Absolutely – I’m very proud of the work we did on the program. The purpose of the program is to encourage emerging and current spa managers and directors to grow as business leaders by giving them the tools to develop beyond their current roles and help achieve their professional goals. It is designed to help Hilton spa professionals become more commercially focused and thrive as business leaders, through an eight-hour online crash course that includes everything from learning how to balance a budget, develop marketing strategies, oversee operations and manage teams.
The course was also designed to propel, retain and attract new professionals in the spa industry, showcasing how diverse and instrumental the role of a Spa Director is in the dynamic world of wellness.
Are these in place to address the industry staffing issue and can you talk a bit about this challenge? Is the industry doing enough to address it?
Yes, as mentioned both of these programs are designed to address the staffing issues facing the industry, both for therapists and leaders. I think the numbers that some of the industry organizations have brought to light in the last few years – the huge amount of spa position vacancies, closures of massage schools, etc – have been a wake up call for the industry and it’s encouraging to see companies springing into action. We can always do more, but the goals are being set and there is focus and collaboration across many levels of the industry that I believe will start to turn the tide in the coming years.
What is the biggest challenge facing spa, fitness and wellness in 2020, besides staffing?
As you mention, staffing is the biggest challenge – not just the number of people, but we must also emphasize the importance of employing people who are passionate, service-minded and can deliver on the growing expectations of the wellness customer.
We are very fortunate that we have finally come to an era when wellness is totally mainstream. People have so many choices today on how to integrate wellness into their lives; but the wellness landscape is blurry and increasingly competitive. To remain relevant, successful business must step away from the buzzy wellness noise and define who they are, be consistent with what they can deliver and do it with passion and integrity.
Do you think being a successful leader in spa and wellness requires different skills from leadership in other areas? If so, what are these?

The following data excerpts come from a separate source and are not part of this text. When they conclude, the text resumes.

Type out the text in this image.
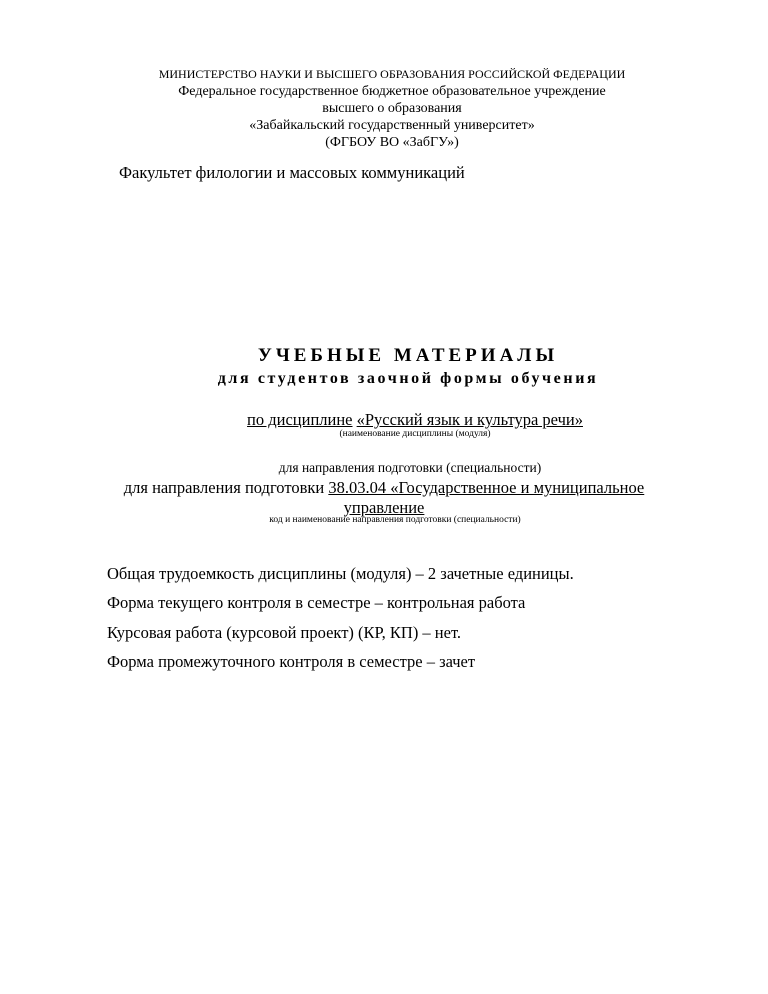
МИНИСТЕРСТВО НАУКИ И ВЫСШЕГО ОБРАЗОВАНИЯ РОССИЙСКОЙ ФЕДЕРАЦИИ
Федеральное государственное бюджетное образовательное учреждение
высшего о образования
«Забайкальский государственный университет»
(ФГБОУ ВО «ЗабГУ»)
Факультет филологии и массовых коммуникаций
УЧЕБНЫЕ МАТЕРИАЛЫ
для студентов заочной формы обучения
по дисциплине «Русский язык и культура речи»
(наименование дисциплины (модуля)
для направления подготовки (специальности)
для направления подготовки 38.03.04 «Государственное и муниципальное
управление
код и наименование направления подготовки (специальности)
Общая трудоемкость дисциплины (модуля) – 2 зачетные единицы.
Форма текущего контроля в семестре – контрольная работа
Курсовая работа (курсовой проект) (КР, КП) – нет.
Форма промежуточного контроля в семестре – зачет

Absolutely. Spa leaders must have a great balance of “head” and “heart” skills. The spa environment can be very personal – sensitive, emotional, spiritual – yet it has to be approached with clear-headed business savvy. Successfully leading a team of intuitive care-givers one minute and presenting a budget to an ownership group the next, takes a special set of leadership skills. The most successful spa leaders know, or have learned, how to balance and support both with a lot of passion.

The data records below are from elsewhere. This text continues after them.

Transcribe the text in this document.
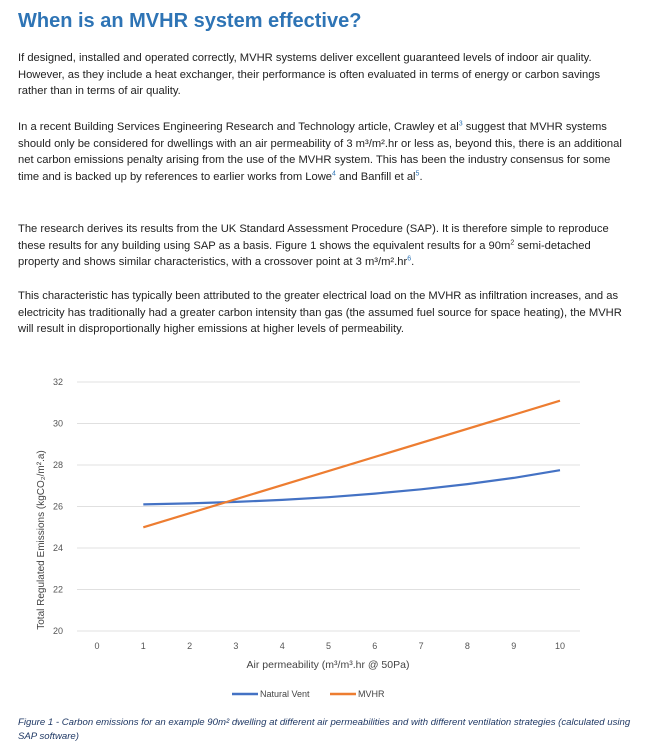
When is an MVHR system effective?

If designed, installed and operated correctly, MVHR systems deliver excellent guaranteed levels of indoor air quality. However, as they include a heat exchanger, their performance is often evaluated in terms of energy or carbon savings rather than in terms of air quality.

In a recent Building Services Engineering Research and Technology article, Crawley et $al^3$ suggest that MVHR systems should only be considered for dwellings with an air permeability of 3 m³/m².hr or less as, beyond this, there is an additional net carbon emissions penalty arising from the use of the MVHR system. This has been the industry consensus for some time and is backed up by references to earlier works from Lowe$^4$ and Banfill et $al^5$.

The research derives its results from the UK Standard Assessment Procedure (SAP). It is therefore simple to reproduce these results for any building using SAP as a basis. Figure 1 shows the equivalent results for a $90m^2$ semi-detached property and shows similar characteristics, with a crossover point at 3 $m^3/m^2.hr^6$.

This characteristic has typically been attributed to the greater electrical load on the MVHR as infiltration increases, and as electricity has traditionally had a greater carbon intensity than gas (the assumed fuel source for space heating), the MVHR will result in disproportionally higher emissions at higher levels of permeability.

20
22
24
26
28
30
32
0	1	2	3	4	5	6	7	8	9	10
Air permeability (m³/m³.hr @ 50Pa)
Total Regulated Emissions (kgCO₂/m².a)
Natural Vent	MVHR

Figure 1 - Carbon emissions for an example 90m² dwelling at different air permeabilities and with different ventilation strategies (calculated using SAP software)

How do Hilton spas stand out? What makes them unique or special?
Hilton is one of the largest spa operators in the world and a combination of reach, culture, and opportunity attracts the best spa team members in the world. We have built the global Hilton Spa family to deliver the highest level of guest experiences across all of our brands, while ensuring each spa location is individual and embraces the environment that it is in. We are continually innovating the spa experience with new design perspectives, exceptional treatment and service offerings, product partnerships, and sustainability initiatives.
What trends or developments in spa and fitness are you excited about right now?
I’m excited that in looking ahead, we are really taking a look back and evolving ancient, tried and true, natural or culturally significant wellness practices. The rise of hydrotherapy and contrast bathing dates back to Roman times; CBD has been revered in some cultures for centuries; shamans and gurus are leading more and more spiritual retreats (some with long-overlooked psychotropic benefit); skin care is clean and organic beauty has stripped back the unnecessary, toxic elements; fitness technology is focused on being in-tune with your biology; well-built spaces are concerned with clean air and sunlight; women’s health and sexuality aren’t taboo; and everyone is talking about the benefits of getting outside in nature!